Found issue. It is related to thread pooling.
What we have noticed is that over time amount of active tomcat threads were growing together with response times:
On the image you can also see that the server was restarted on May 9th.
I was able to get a heap dump before the server restarted and after some digging found an interesting repeated piece in thread dump:
Thread xxx
at sun.misc.Unsafe.park(ZJ)V (Native Method)

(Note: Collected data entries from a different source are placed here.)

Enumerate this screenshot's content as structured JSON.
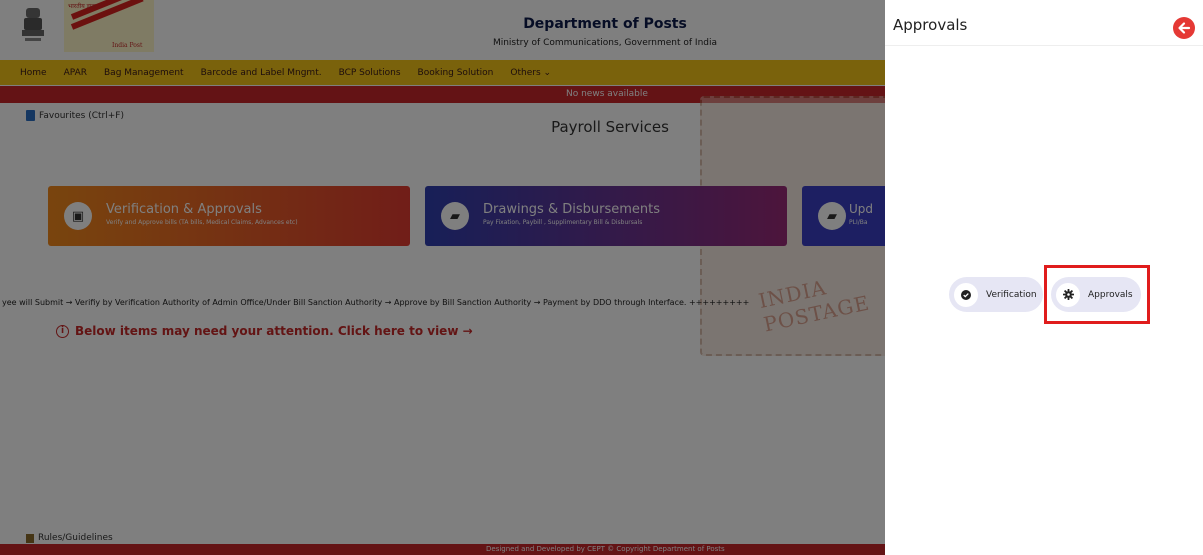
{
  "header": {
    "logo_top_text": "भारतीय डाक",
    "logo_bottom_text": "India Post",
    "title": "Department of Posts",
    "subtitle": "Ministry of Communications, Government of India"
  },
  "nav": {
    "items": [
      "Home",
      "APAR",
      "Bag Management",
      "Barcode and Label Mngmt.",
      "BCP Solutions",
      "Booking Solution",
      "Others"
    ]
  },
  "news": {
    "text": "No news available"
  },
  "favourites": {
    "label": "Favourites (Ctrl+F)"
  },
  "page": {
    "title": "Payroll Services",
    "stamp_text": "INDIA POSTAGE"
  },
  "cards": [
    {
      "title": "Verification & Approvals",
      "subtitle": "Verify and Approve bills (TA bills, Medical Claims, Advances etc)",
      "icon": "wallet-icon"
    },
    {
      "title": "Drawings & Disbursements",
      "subtitle": "Pay Fixation, Paybill , Supplimentary Bill & Disbursals",
      "icon": "folder-icon"
    },
    {
      "title": "Upd",
      "subtitle": "PLI/Ba",
      "icon": "folder-icon"
    }
  ],
  "flow_text": "yee will Submit → Verifiy by Verification Authority of Admin Office/Under Bill Sanction Authority → Approve by Bill Sanction Authority → Payment by DDO through Interface.    +++++++++",
  "attention": {
    "text": "Below items may need your attention. Click here to view →"
  },
  "rules": {
    "label": "Rules/Guidelines"
  },
  "footer": {
    "text": "Designed and Developed by CEPT © Copyright Department of Posts"
  },
  "panel": {
    "title": "Approvals",
    "options": [
      {
        "label": "Verification",
        "icon": "check-circle-icon"
      },
      {
        "label": "Approvals",
        "icon": "gear-icon"
      }
    ],
    "highlighted_option": "Approvals",
    "highlight_color": "#e01c1c",
    "back_button_color": "#e53935"
  }
}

at java.util.concurrent.locks.LockSupport.park(Ljava/lang/Object;)V (LockSupport.java:175)
at java.util.concurrent.locks.AbstractQueuedSynchronizer$ConditionObject.await()V (AbstractQueuedSynchronizer.java:2039)
at org.apache.http.pool.AbstractConnPool.getPoolEntryBlocking(Ljava/lang/Object;Ljava/lang/Object;JLjava/util/concurrent/TimeUnit;Ljava/util/concurrent/Future;)Lorg/apache/http/pool/PoolEntry; (AbstractConnPool.java:377)
at org.apache.http.pool.AbstractConnPool.access$200(Lorg/apache/http/pool/AbstractConnPool;Ljava/lang/Object;Ljava/lang/Object;JLjava/util/concurrent/TimeUnit;Ljava/util/concurrent/Future;)Lorg/apache/http/pool/PoolEntry; (AbstractConnPool.java:67)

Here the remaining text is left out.